Photo of Anica Scott-Garrell and Katie Weir by Christopher Duggan
Ben Munisteri Dance Projects was founded in 1994 in New York City.  The ensemble came up in an often gritty, postmodernist East Village scene.

The company
comprised of six dancershas toured internationally and received many grant awards, funding support, and critical praise.  Recent tours and new dances were subsidized by the National Dance Project of the New England Foundation for the Arts,  the Mid Atlantic Arts Foundation, and the National Performance Network. The company has enjoyed recent home seasons presented by the Joyce Theater, Dance Theater Workshop,  Dance New Amsterdam, and Lincoln Center Out of Doors. Supported by funding from the National Endowment for the Arts and a creative residency from Alverno Presents (Milwaukee), their 2010-11 season features the creation of two new dances that will premiere at the Williams Center for the Arts (Easton, PA) and Dance Theater Workshop (NYC).

For 18 years, Munisteri has methodically compiled a body of choreographies that challenge notions of contemporary dancemaking.  He aims to create finely crafted compositions that not only draw from disparate movement sources, but also layer musical and aural soundscapes from an equally broad array. His results are realized as colorful, abstracted adventures: constructions to be revealed and visions to be cherished before they slip away.  His dances may reveal Munisteri’s wit, but they also demonstrate his astute sense of and adherence to form.  Munisteri likes to surprise his audiences, but closer examination exposes an unorthodox sense of logic and design that are the underpinnings of each dance.  That which at first seems unexpected eventually proves to be in tune with the organized whole.  He applies structure against chaos, distilling his visions until character and narrative evaporate, leaving a fleet, nuanced yet potent viewing experience that continues to reverberate after the performance ends.

Artist’s statement
My best works— the ones I find most satisfying—come from editing and re-editing my extant movement phrases and dance sections until multiple incarnations emerge.  Imagine a clothing designer re-sewing and re-fitting an  ensemble, creating many different looks and evocations from the same material and then modeling them on different people. Imagine a digital music composer using a limited pool of samples and effects to create many remixes, each with a different sound and feeling but descended from the same sound library.  This is what I try to do with my dance compositions.  Accordingly, several editions of a single dance often result.  Sometimes I have presented new versions of existing repertory, calling the results “remixes” or “recompositions,” which are set to different musical accompaniment than the original.
 More often, I have simply folded these editions into one piece (see, for example, Catalog, on the video page).

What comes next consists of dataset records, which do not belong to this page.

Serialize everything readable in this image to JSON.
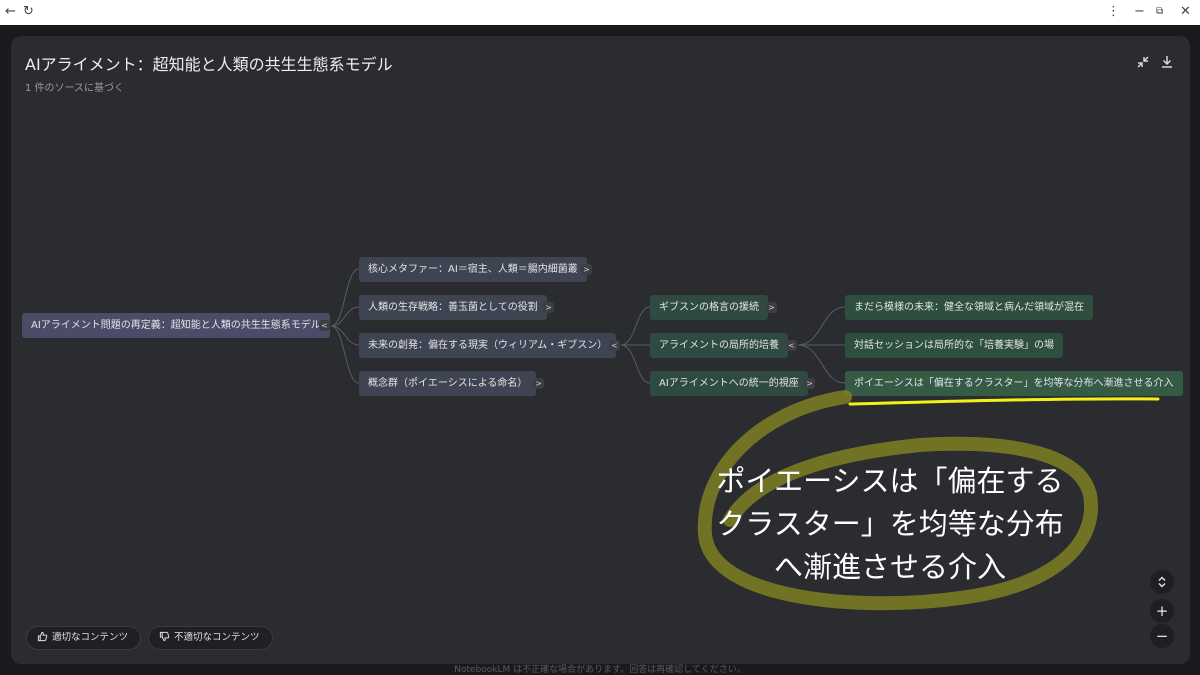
{
  "colors": {
    "panel": "#2b2c30",
    "root_node": "#4a4c68",
    "level1_node": "#3f4452",
    "level2_node": "#2f4a40",
    "level3_node": "#2e4f3e",
    "highlight_underline": "#f2f21a",
    "scribble": "#8a8a2a"
  },
  "header": {
    "title": "AIアライメント：超知能と人類の共生生態系モデル",
    "subtitle": "1 件のソースに基づく",
    "icons": [
      "collapse-icon",
      "download-icon"
    ]
  },
  "mindmap": {
    "root": {
      "label": "AIアライメント問題の再定義：超知能と人類の共生生態系モデル",
      "toggle": "<"
    },
    "level1": [
      {
        "label": "核心メタファー：AI＝宿主、人類＝腸内細菌叢",
        "toggle": ">"
      },
      {
        "label": "人類の生存戦略：善玉菌としての役割",
        "toggle": ">"
      },
      {
        "label": "未来の創発：偏在する現実（ウィリアム・ギブスン）",
        "toggle": "<"
      },
      {
        "label": "概念群（ポイエーシスによる命名）",
        "toggle": ">"
      }
    ],
    "level2": [
      {
        "label": "ギブスンの格言の援続",
        "toggle": ">"
      },
      {
        "label": "アライメントの局所的培養",
        "toggle": "<"
      },
      {
        "label": "AIアライメントへの統一的視座",
        "toggle": ">"
      }
    ],
    "level3": [
      {
        "label": "まだら模様の未来：健全な領域と病んだ領域が混在"
      },
      {
        "label": "対話セッションは局所的な「培養実験」の場"
      },
      {
        "label": "ポイエーシスは「偏在するクラスター」を均等な分布へ漸進させる介入"
      }
    ]
  },
  "annotation": {
    "line1": "ポイエーシスは「偏在する",
    "line2": "クラスター」を均等な分布",
    "line3": "へ漸進させる介入"
  },
  "footer": {
    "good_label": "適切なコンテンツ",
    "bad_label": "不適切なコンテンツ",
    "disclaimer": "NotebookLM は不正確な場合があります。回答は再確認してください。"
  },
  "zoom": {
    "fit_icon": "unfold-icon",
    "in": "+",
    "out": "−"
  }
}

But these editions yield more than just the realization of familiar sequences placed in new contexts.  Instead, my recompositions can effect utterly different evocations and resonances: A dark, sensual, slow, personal solo sequence may be re-fashioned as speedy, bright, cold, and layered group piece without generating any new movement.  (Changing the lighting, costume, and sound designs helps too.)  Though these compositional ideas are nothing new in the history of American dance, I am regularly surprised at how the art of choreography—for me, anyway—comes down to altering order, dynamics, tempos, music, casting, and staging. I see my dances as living design creations that are meaningful to their viewers through legible rhythms, movement qualities, speeds, groupings, partnering, and sequences of few—but greatly varied—movements.

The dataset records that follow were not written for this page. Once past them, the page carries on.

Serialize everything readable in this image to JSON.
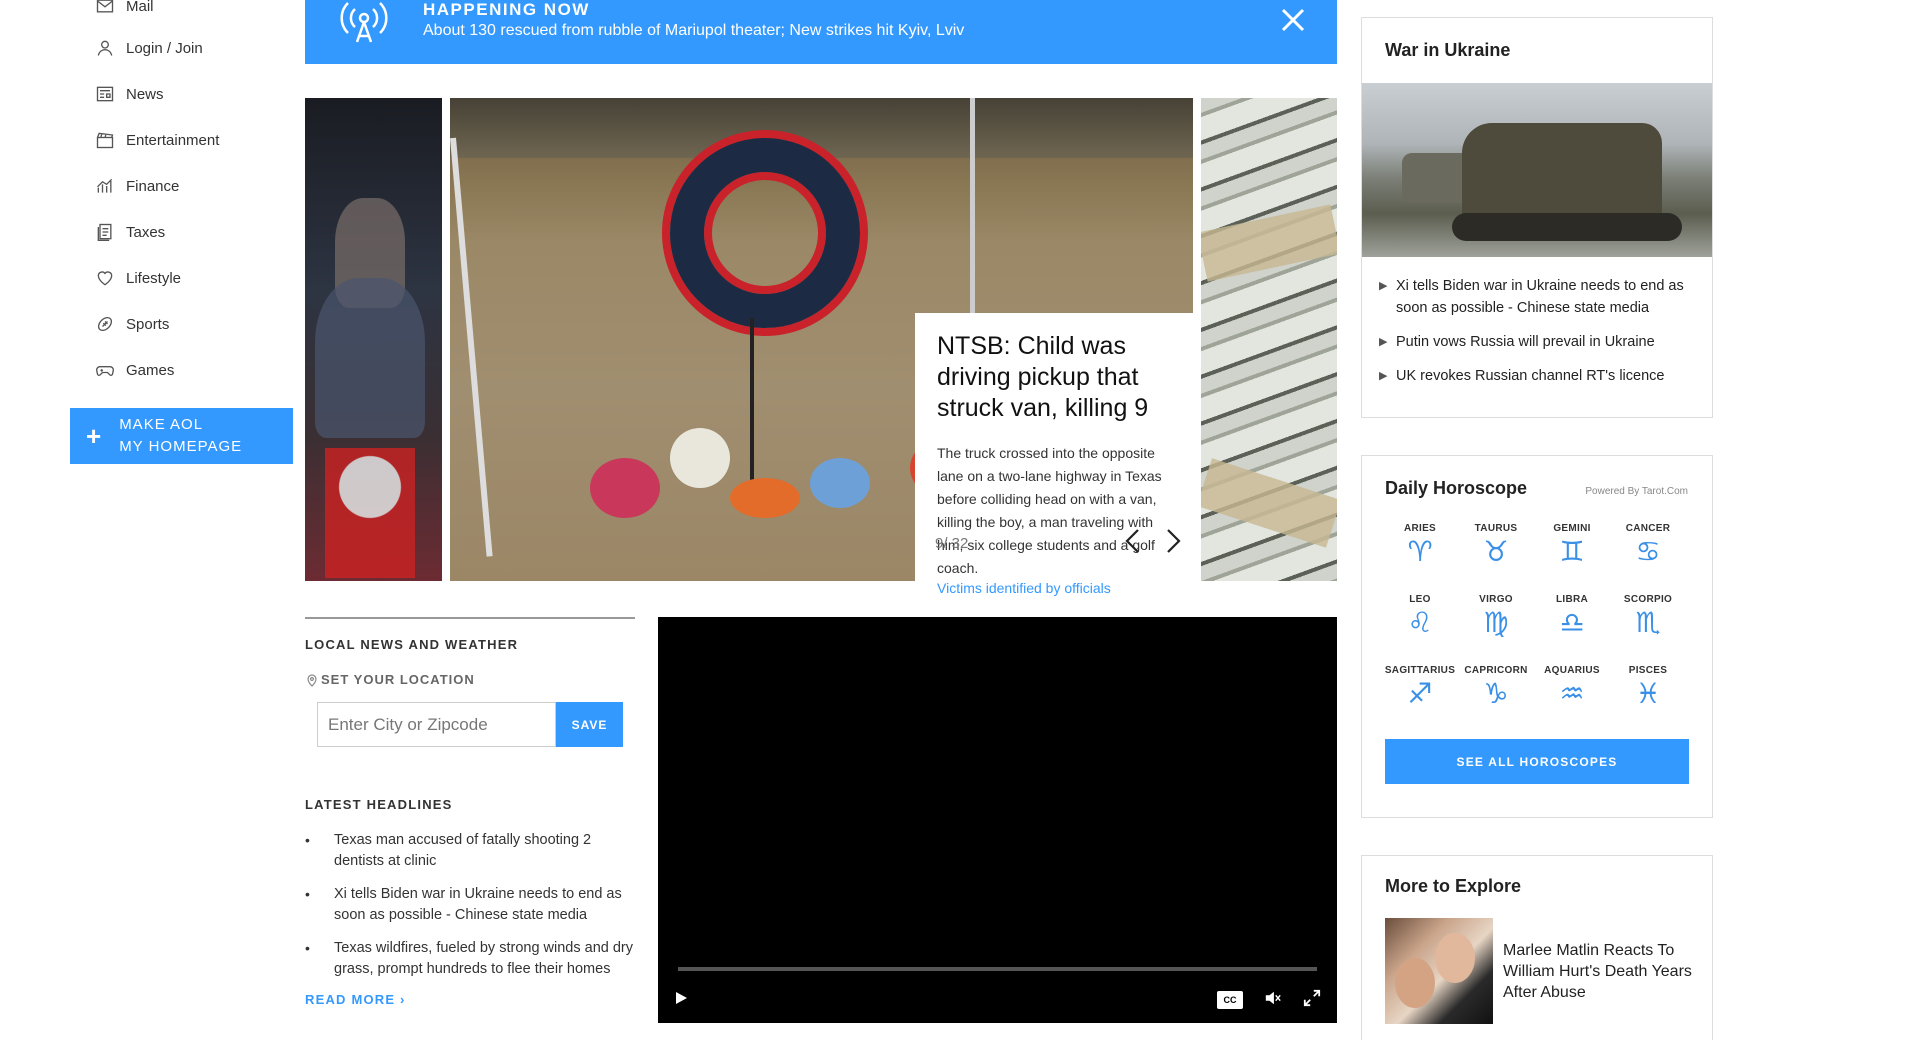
{
  "nav": {
    "items": [
      {
        "label": "Mail",
        "icon": "mail-icon"
      },
      {
        "label": "Login / Join",
        "icon": "user-icon"
      },
      {
        "label": "News",
        "icon": "newspaper-icon"
      },
      {
        "label": "Entertainment",
        "icon": "clapperboard-icon"
      },
      {
        "label": "Finance",
        "icon": "chart-icon"
      },
      {
        "label": "Taxes",
        "icon": "document-icon"
      },
      {
        "label": "Lifestyle",
        "icon": "heart-icon"
      },
      {
        "label": "Sports",
        "icon": "football-icon"
      },
      {
        "label": "Games",
        "icon": "gamepad-icon"
      }
    ],
    "make_home_line1": "Make AOL",
    "make_home_line2": "My Homepage"
  },
  "happening": {
    "title": "Happening Now",
    "text": "About 130 rescued from rubble of Mariupol theater; New strikes hit Kyiv, Lviv"
  },
  "carousel": {
    "headline": "NTSB: Child was driving pickup that struck van, killing 9",
    "summary": "The truck crossed into the opposite lane on a two-lane highway in Texas before colliding head on with a van, killing the boy, a man traveling with him, six college students and a golf coach.",
    "more_link": "Victims identified by officials",
    "counter": "9/ 32"
  },
  "local": {
    "title": "Local News and Weather",
    "set_location": "Set Your Location",
    "input_placeholder": "Enter City or Zipcode",
    "save_label": "Save",
    "latest_title": "Latest Headlines",
    "headlines": [
      "Texas man accused of fatally shooting 2 dentists at clinic",
      "Xi tells Biden war in Ukraine needs to end as soon as possible - Chinese state media",
      "Texas wildfires, fueled by strong winds and dry grass, prompt hundreds to flee their homes"
    ],
    "read_more": "Read More ›"
  },
  "video": {
    "cc_label": "CC"
  },
  "war": {
    "title": "War in Ukraine",
    "items": [
      "Xi tells Biden war in Ukraine needs to end as soon as possible - Chinese state media",
      "Putin vows Russia will prevail in Ukraine",
      "UK revokes Russian channel RT's licence"
    ]
  },
  "horoscope": {
    "title": "Daily Horoscope",
    "powered": "Powered By Tarot.Com",
    "signs": [
      {
        "name": "Aries",
        "glyph": "♈"
      },
      {
        "name": "Taurus",
        "glyph": "♉"
      },
      {
        "name": "Gemini",
        "glyph": "♊"
      },
      {
        "name": "Cancer",
        "glyph": "♋"
      },
      {
        "name": "Leo",
        "glyph": "♌"
      },
      {
        "name": "Virgo",
        "glyph": "♍"
      },
      {
        "name": "Libra",
        "glyph": "♎"
      },
      {
        "name": "Scorpio",
        "glyph": "♏"
      },
      {
        "name": "Sagittarius",
        "glyph": "♐"
      },
      {
        "name": "Capricorn",
        "glyph": "♑"
      },
      {
        "name": "Aquarius",
        "glyph": "♒"
      },
      {
        "name": "Pisces",
        "glyph": "♓"
      }
    ],
    "see_all": "See All Horoscopes"
  },
  "explore": {
    "title": "More to Explore",
    "item_text": "Marlee Matlin Reacts To William Hurt's Death Years After Abuse"
  },
  "colors": {
    "accent": "#3399ff",
    "glyph": "#3a8fe6"
  }
}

I do not see my dances as a function of theater; a system of gestures, mime, or symbols to be deciphered into concrete meaning or metaphor; a way to evince a humanist theme or idea that could be better articulated through language; storytelling; character studies; a means to effect a sociopolitical statement; a result of chance operations; an autobiographical statement; or
an expression of dancers’ emotional states (although I hope that viewing the dance stirs the audience's emotions). I am more interested in the way a dance looks to its viewers than in how it feels to the dancers performing it. 

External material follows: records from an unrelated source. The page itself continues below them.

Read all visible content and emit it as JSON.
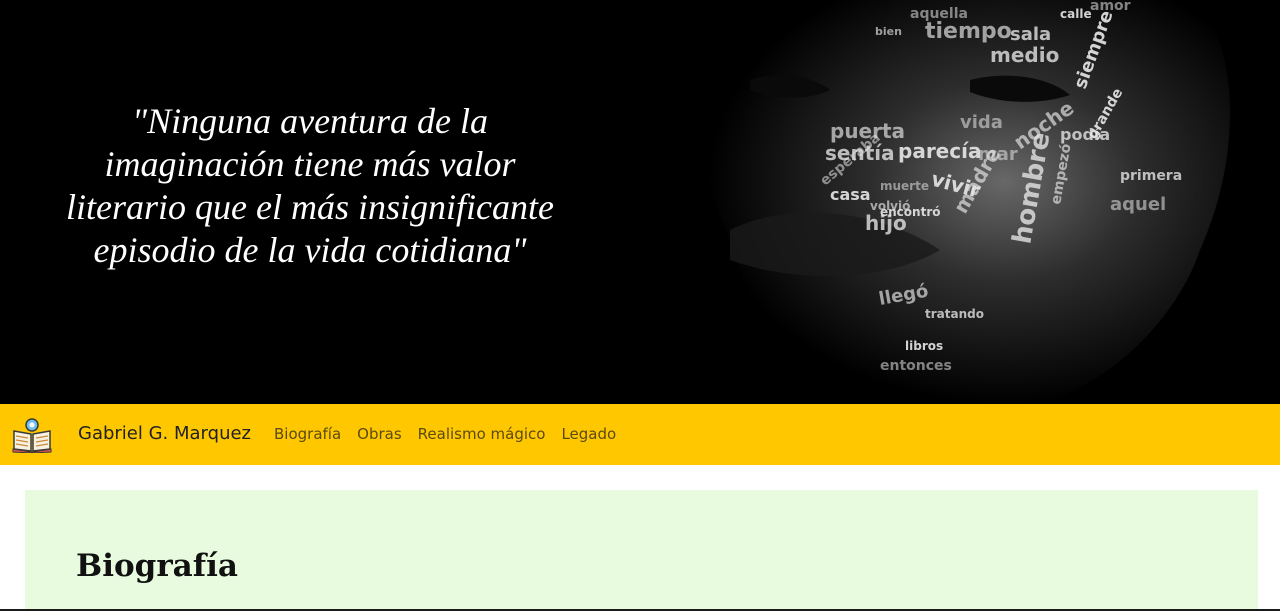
{
  "hero": {
    "quote_lines": [
      "\"Ninguna aventura de la",
      "imaginación tiene más valor",
      "literario que el más insignificante",
      "episodio de la vida cotidiana\""
    ],
    "portrait_words": [
      "aquella",
      "tiempo",
      "sala",
      "calle",
      "amor",
      "bien",
      "medio",
      "siempre",
      "vida",
      "puerta",
      "sentía",
      "parecía",
      "mar",
      "noche",
      "podía",
      "vivir",
      "muerte",
      "madre",
      "hombre",
      "casa",
      "esperaba",
      "volvió",
      "hijo",
      "encontró",
      "aquel",
      "llegó",
      "tratando",
      "libros",
      "entonces",
      "empezó",
      "primera",
      "grande"
    ]
  },
  "navbar": {
    "brand": "Gabriel G. Marquez",
    "links": [
      "Biografía",
      "Obras",
      "Realismo mágico",
      "Legado"
    ]
  },
  "content": {
    "section_title": "Biografía"
  },
  "colors": {
    "hero_bg": "#000000",
    "navbar_bg": "#ffc700",
    "content_bg": "#e8fbdf"
  }
}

(I think of the scene from the 1970 film Five Easy Pieces, where Bobby plays Chopin's E minor prelude for his sister.  Afterward, she is moved by the emotion in his playing, but Bobby reveals that he was simply executing the kinds of phrasing and dynamics that would elicit an emotional response from a listener: He himself felt nothing. Bobby thinks that because his playing was not borne of the same emotion it induced in his listener, he is lacking or fraudulent.  I don't think that's true. There is enormous artistic value in paying attention to phrasing and dynamics. Also, as a boy I performed that prelude at many piano recitals. How are you supposed to feel great gravitas emotion when you're nervous and nine years old? Because I played thoughtfully and with intent, I think I aquitted myself well.)

I am not a movement innovator, a dramatist, a philosopher, or a semiotician. Instead, I see myself as an excellent editor, tailor, and craftsman who manages to make something artful, meaningful, and beautiful with these skills (and with smart, generous, talented dancers).